The Tarrytown, N.Y., company said it lost $639,000, or 2 cents per share, in the final quarter of 2009. That compares with a loss of $14.6 million, or 48 cents per share, in the last quarter of 2008.

Revenue more than doubled to $17.2 million in the quarter from $6.8 million.

Analysts polled by Thomson Reuters expected, on average, a loss of 15 cents per share on $13.9 million in revenue.

Progenics said Wyeth, which is now a subsidiary of Pfizer, agreed to pay $10 million as it ended a collaboration between the companies. Progenics developed the constipation drug Relistor with Wyeth, and Progenics regained the rights after Wyeth was sold to Pfizer Inc. in October.

Progenics also revenue rose due to an increase in amortization of a $60-million, 2005 payment from Wyeth.

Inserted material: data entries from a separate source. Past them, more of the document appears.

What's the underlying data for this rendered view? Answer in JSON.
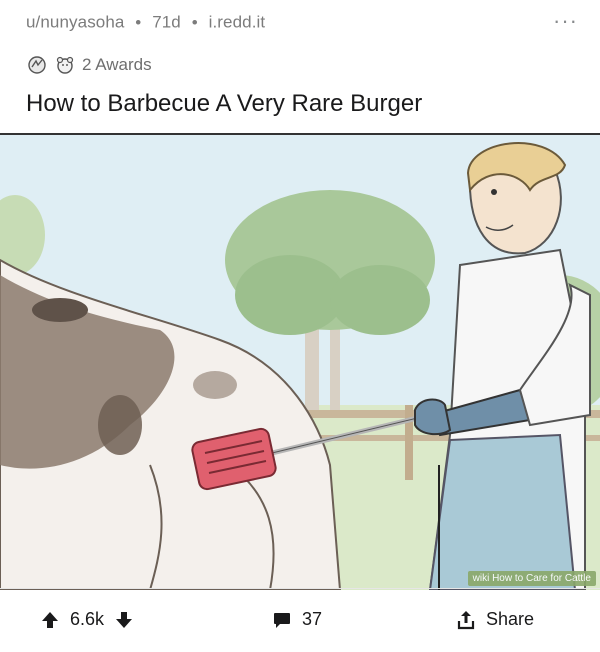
{
  "post": {
    "author": "u/nunyasoha",
    "age": "71d",
    "domain": "i.redd.it",
    "more_label": "···",
    "awards_label": "2 Awards",
    "title": "How to Barbecue A Very Rare Burger"
  },
  "image": {
    "watermark": "wiki How to Care for Cattle"
  },
  "actions": {
    "score": "6.6k",
    "comments": "37",
    "share_label": "Share"
  },
  "icons": {
    "upvote": "up-arrow-icon",
    "downvote": "down-arrow-icon",
    "comment": "speech-bubble-icon",
    "share": "share-upload-icon"
  }
}
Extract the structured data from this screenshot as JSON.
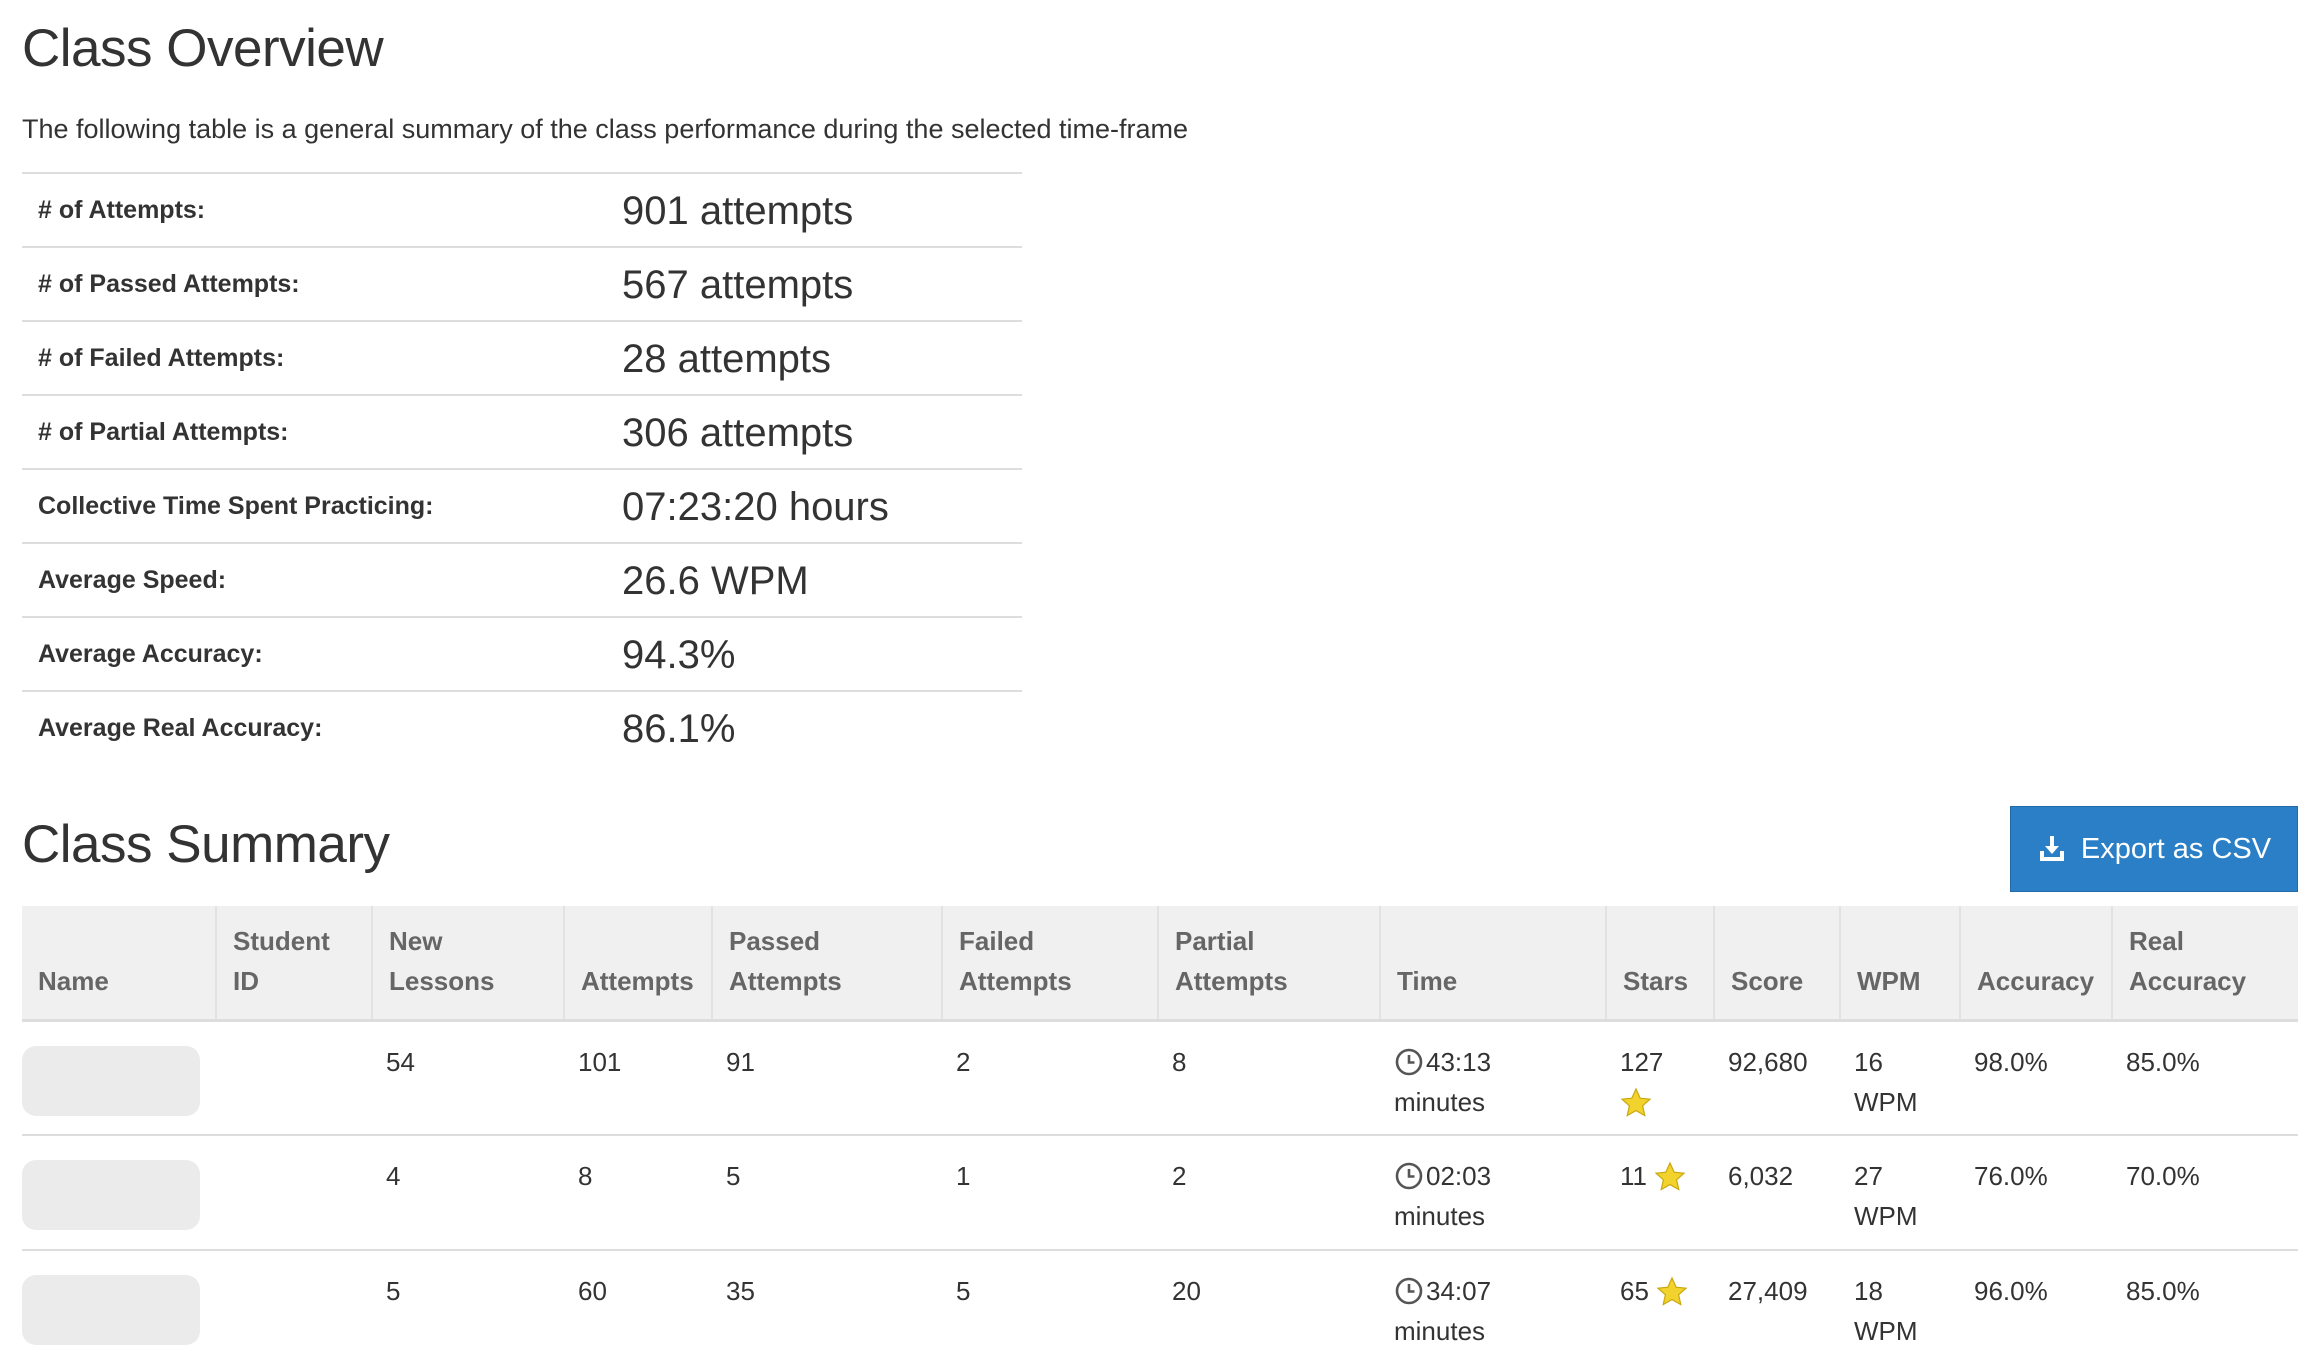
{
  "overview": {
    "title": "Class Overview",
    "description": "The following table is a general summary of the class performance during the selected time-frame",
    "rows": [
      {
        "label": "# of Attempts:",
        "value": "901 attempts"
      },
      {
        "label": "# of Passed Attempts:",
        "value": "567 attempts"
      },
      {
        "label": "# of Failed Attempts:",
        "value": "28 attempts"
      },
      {
        "label": "# of Partial Attempts:",
        "value": "306 attempts"
      },
      {
        "label": "Collective Time Spent Practicing:",
        "value": "07:23:20 hours"
      },
      {
        "label": "Average Speed:",
        "value": "26.6 WPM"
      },
      {
        "label": "Average Accuracy:",
        "value": "94.3%"
      },
      {
        "label": "Average Real Accuracy:",
        "value": "86.1%"
      }
    ]
  },
  "summary": {
    "title": "Class Summary",
    "export_label": "Export as CSV",
    "export_icon": "download-icon",
    "columns": {
      "name": "Name",
      "student_id_1": "Student",
      "student_id_2": "ID",
      "new_lessons_1": "New",
      "new_lessons_2": "Lessons",
      "attempts": "Attempts",
      "passed_1": "Passed",
      "passed_2": "Attempts",
      "failed_1": "Failed",
      "failed_2": "Attempts",
      "partial_1": "Partial",
      "partial_2": "Attempts",
      "time": "Time",
      "stars": "Stars",
      "score": "Score",
      "wpm": "WPM",
      "accuracy": "Accuracy",
      "real_accuracy_1": "Real",
      "real_accuracy_2": "Accuracy"
    },
    "rows": [
      {
        "student_id": "",
        "new_lessons": "54",
        "attempts": "101",
        "passed": "91",
        "failed": "2",
        "partial": "8",
        "time": "43:13",
        "time_unit": "minutes",
        "stars": "127",
        "score": "92,680",
        "wpm": "16",
        "wpm_unit": "WPM",
        "accuracy": "98.0%",
        "real_accuracy": "85.0%"
      },
      {
        "student_id": "",
        "new_lessons": "4",
        "attempts": "8",
        "passed": "5",
        "failed": "1",
        "partial": "2",
        "time": "02:03",
        "time_unit": "minutes",
        "stars": "11",
        "score": "6,032",
        "wpm": "27",
        "wpm_unit": "WPM",
        "accuracy": "76.0%",
        "real_accuracy": "70.0%"
      },
      {
        "student_id": "",
        "new_lessons": "5",
        "attempts": "60",
        "passed": "35",
        "failed": "5",
        "partial": "20",
        "time": "34:07",
        "time_unit": "minutes",
        "stars": "65",
        "score": "27,409",
        "wpm": "18",
        "wpm_unit": "WPM",
        "accuracy": "96.0%",
        "real_accuracy": "85.0%"
      }
    ]
  },
  "icons": {
    "clock": "clock-icon",
    "star": "star-icon"
  },
  "colors": {
    "accent": "#2a7fc6",
    "star": "#f2d22c",
    "header_bg": "#f0f0f0"
  }
}
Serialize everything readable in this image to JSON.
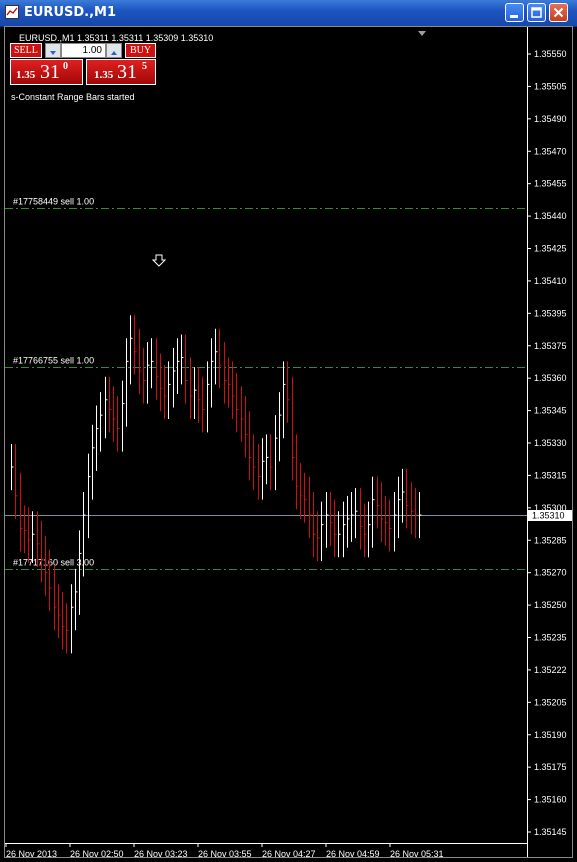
{
  "window": {
    "title": "EURUSD.,M1",
    "minimize_icon": "minimize-icon",
    "maximize_icon": "maximize-icon",
    "close_icon": "close-icon"
  },
  "chart_header": {
    "symbol_line": "EURUSD.,M1  1.35311 1.35311 1.35309 1.35310"
  },
  "trade_panel": {
    "sell_label": "SELL",
    "buy_label": "BUY",
    "lot_value": "1.00",
    "sell_price_prefix": "1.35",
    "sell_price_big": "31",
    "sell_price_sup": "0",
    "buy_price_prefix": "1.35",
    "buy_price_big": "31",
    "buy_price_sup": "5"
  },
  "status_text": "s-Constant Range Bars started",
  "orders": [
    {
      "label": "#17758449 sell 1.00",
      "price": 1.3547
    },
    {
      "label": "#17766755 sell 1.00",
      "price": 1.35387
    },
    {
      "label": "#17717160 sell 3.00",
      "price": 1.35282
    }
  ],
  "current_price": "1.35310",
  "colors": {
    "background": "#000000",
    "axis_text": "#ffffff",
    "bar_up": "#ffffff",
    "bar_down": "#d01010",
    "order_line": "#2f8f2f",
    "bid_line": "#7a8aa8",
    "sell_button": "#cc1111"
  },
  "chart_data": {
    "type": "line",
    "price_axis": {
      "min": 1.35145,
      "max": 1.3555,
      "ticks": [
        "1.35550",
        "1.35505",
        "1.35490",
        "1.35470",
        "1.35455",
        "1.35440",
        "1.35425",
        "1.35410",
        "1.35395",
        "1.35375",
        "1.35360",
        "1.35345",
        "1.35330",
        "1.35315",
        "1.35300",
        "1.35285",
        "1.35270",
        "1.35250",
        "1.35235",
        "1.35222",
        "1.35205",
        "1.35190",
        "1.35175",
        "1.35160",
        "1.35145"
      ]
    },
    "time_labels": [
      "26 Nov 2013",
      "26 Nov 02:50",
      "26 Nov 03:23",
      "26 Nov 03:55",
      "26 Nov 04:27",
      "26 Nov 04:59",
      "26 Nov 05:31"
    ],
    "series": [
      {
        "values": [
          1.35335,
          1.3532,
          1.35303,
          1.35302,
          1.35297,
          1.353,
          1.35295,
          1.35287,
          1.3528,
          1.35272,
          1.35262,
          1.35258,
          1.35252,
          1.3525,
          1.35262,
          1.3527,
          1.3529,
          1.3531,
          1.3533,
          1.35345,
          1.35355,
          1.35362,
          1.3537,
          1.35365,
          1.3536,
          1.35355,
          1.35368,
          1.3539,
          1.35402,
          1.35395,
          1.35385,
          1.3538,
          1.35388,
          1.3539,
          1.35382,
          1.35376,
          1.35372,
          1.35378,
          1.35385,
          1.3539,
          1.35392,
          1.3538,
          1.35372,
          1.35375,
          1.3537,
          1.35365,
          1.35378,
          1.3539,
          1.35395,
          1.35388,
          1.3538,
          1.35378,
          1.35372,
          1.35365,
          1.3536,
          1.35352,
          1.3534,
          1.35335,
          1.3533,
          1.35338,
          1.3534,
          1.35335,
          1.3535,
          1.35362,
          1.35378,
          1.3537,
          1.3534,
          1.35325,
          1.3532,
          1.35318,
          1.3531,
          1.353,
          1.35298,
          1.35305,
          1.3531,
          1.35306,
          1.353,
          1.353,
          1.35305,
          1.35308,
          1.3531,
          1.35312,
          1.35304,
          1.353,
          1.35305,
          1.35318,
          1.35315,
          1.35308,
          1.35306,
          1.35303,
          1.3531,
          1.35318,
          1.35322,
          1.35315,
          1.35312,
          1.3531,
          1.3531
        ]
      }
    ]
  }
}
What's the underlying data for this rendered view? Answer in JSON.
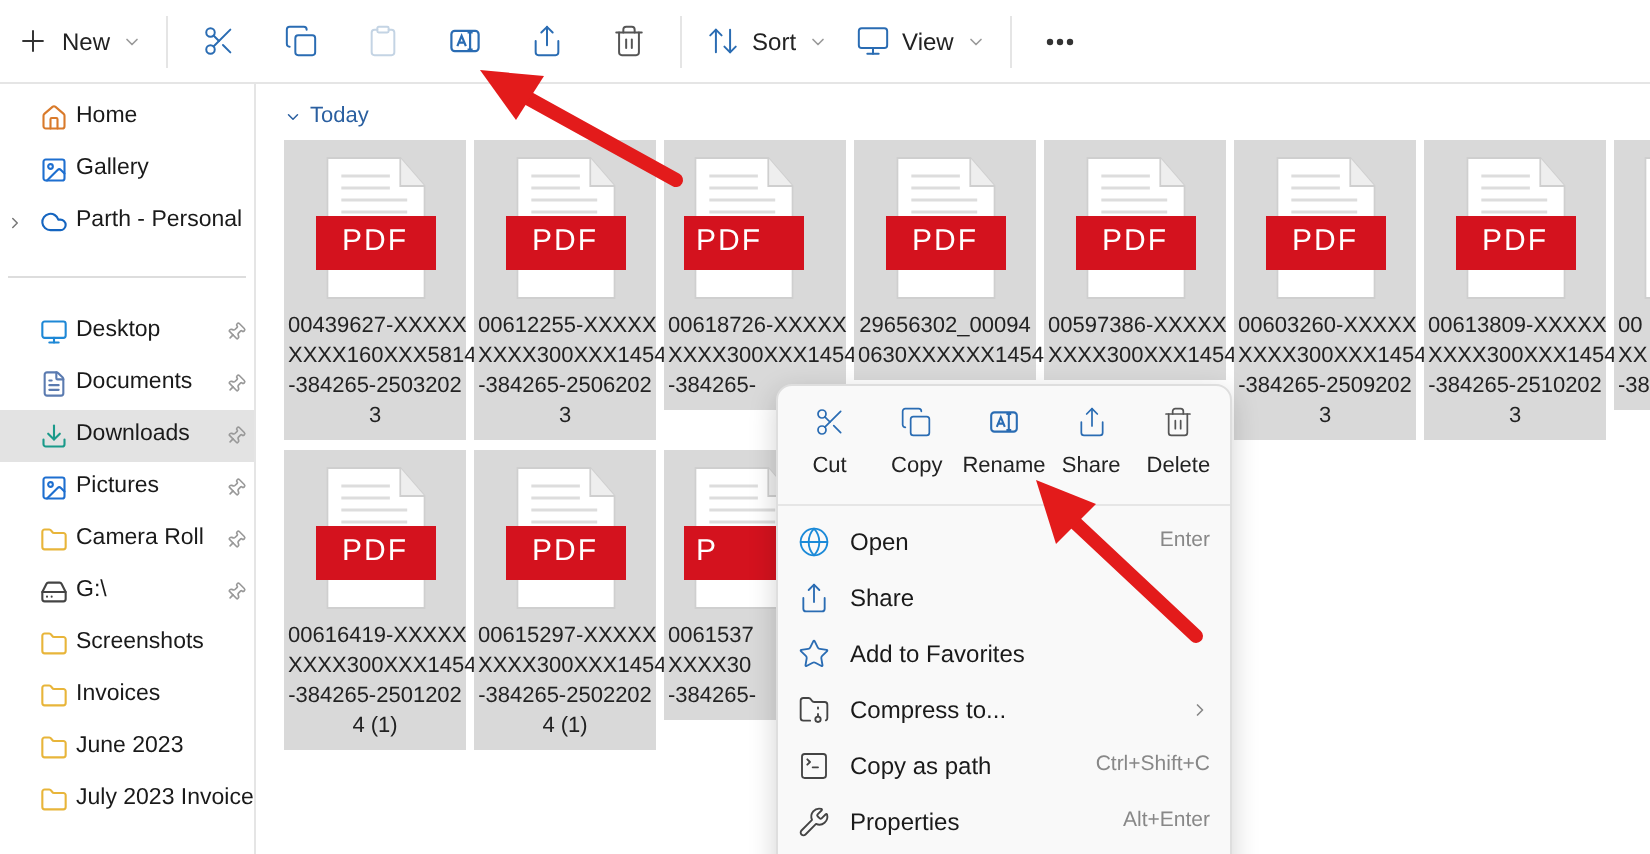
{
  "toolbar": {
    "groups": [
      [
        {
          "label": "New",
          "disabled": false
        }
      ],
      [
        {
          "disabled": false
        },
        {
          "disabled": false
        },
        {
          "disabled": true
        },
        {
          "disabled": false
        },
        {
          "disabled": false
        },
        {
          "disabled": false
        }
      ],
      [
        {
          "label": "Sort",
          "disabled": false
        },
        {
          "label": "View",
          "disabled": false
        }
      ],
      [
        {
          "disabled": false
        }
      ]
    ]
  },
  "sidebar": {
    "groups": [
      [
        {
          "label": "Home",
          "selected": false,
          "pinned": false
        },
        {
          "label": "Gallery",
          "selected": false,
          "pinned": false
        },
        {
          "label": "Parth - Personal",
          "selected": false,
          "pinned": false,
          "expanded": false
        }
      ],
      [
        {
          "label": "Desktop",
          "selected": false,
          "pinned": true
        },
        {
          "label": "Documents",
          "selected": false,
          "pinned": true
        },
        {
          "label": "Downloads",
          "selected": true,
          "pinned": true
        },
        {
          "label": "Pictures",
          "selected": false,
          "pinned": true
        },
        {
          "label": "Camera Roll",
          "selected": false,
          "pinned": true
        },
        {
          "label": "G:\\",
          "selected": false,
          "pinned": true
        },
        {
          "label": "Screenshots",
          "selected": false,
          "pinned": false
        },
        {
          "label": "Invoices",
          "selected": false,
          "pinned": false
        },
        {
          "label": "June 2023",
          "selected": false,
          "pinned": false
        },
        {
          "label": "July 2023 Invoice",
          "selected": false,
          "pinned": false
        }
      ]
    ]
  },
  "section": {
    "label": "Today",
    "expanded": true
  },
  "rows": [
    [
      {
        "badge": "PDF",
        "selected": true,
        "lines": [
          "00439627-XXXXX",
          "XXXX160XXX5814",
          "-384265-2503202",
          "3"
        ]
      },
      {
        "badge": "PDF",
        "selected": true,
        "lines": [
          "00612255-XXXXX",
          "XXXX300XXX1454",
          "-384265-2506202",
          "3"
        ]
      },
      {
        "badge": "PDF",
        "selected": true,
        "clipped": true,
        "lines": [
          "00618726-XXXXX",
          "XXXX300XXX1454",
          "-384265-"
        ]
      },
      {
        "badge": "PDF",
        "selected": true,
        "lines": [
          "29656302_00094",
          "0630XXXXXX1454"
        ]
      },
      {
        "badge": "PDF",
        "selected": true,
        "lines": [
          "00597386-XXXXX",
          "XXXX300XXX1454"
        ]
      },
      {
        "badge": "PDF",
        "selected": true,
        "lines": [
          "00603260-XXXXX",
          "XXXX300XXX1454",
          "-384265-2509202",
          "3"
        ]
      },
      {
        "badge": "PDF",
        "selected": true,
        "lines": [
          "00613809-XXXXX",
          "XXXX300XXX1454",
          "-384265-2510202",
          "3"
        ]
      },
      {
        "selected": true,
        "clipped": true,
        "lines": [
          "00",
          "XX",
          "-38"
        ]
      }
    ],
    [
      {
        "badge": "PDF",
        "selected": true,
        "lines": [
          "00616419-XXXXX",
          "XXXX300XXX1454",
          "-384265-2501202",
          "4 (1)"
        ]
      },
      {
        "badge": "PDF",
        "selected": true,
        "lines": [
          "00615297-XXXXX",
          "XXXX300XXX1454",
          "-384265-2502202",
          "4 (1)"
        ]
      },
      {
        "badge": "P",
        "selected": true,
        "clipped": true,
        "lines": [
          "0061537",
          "XXXX30",
          "-384265-"
        ]
      }
    ]
  ],
  "context_menu": {
    "actions": [
      {
        "label": "Cut"
      },
      {
        "label": "Copy"
      },
      {
        "label": "Rename"
      },
      {
        "label": "Share"
      },
      {
        "label": "Delete"
      }
    ],
    "items": [
      {
        "label": "Open",
        "shortcut": "Enter"
      },
      {
        "label": "Share"
      },
      {
        "label": "Add to Favorites"
      },
      {
        "label": "Compress to...",
        "submenu": true
      },
      {
        "label": "Copy as path",
        "shortcut": "Ctrl+Shift+C"
      },
      {
        "label": "Properties",
        "shortcut": "Alt+Enter"
      }
    ]
  }
}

But those gains were partially offset by a drop in reimbursement revenue from Wyeth for Relistor research.

Relistor is designed to treat constipation caused by use of opioid painkillers, which is a common side effect of treatment with those drugs.

Relistor was launched in June 2008 and registered $3.9 million in global sales in the fourth quarter and $12.3 million for 2009.

For the full year, Progenics lost $30.6 million, or 98 cents per share, on $48.9 million in revenue.

Shares of Progenics fell 7 cents to $5.25 in midday trading Monday.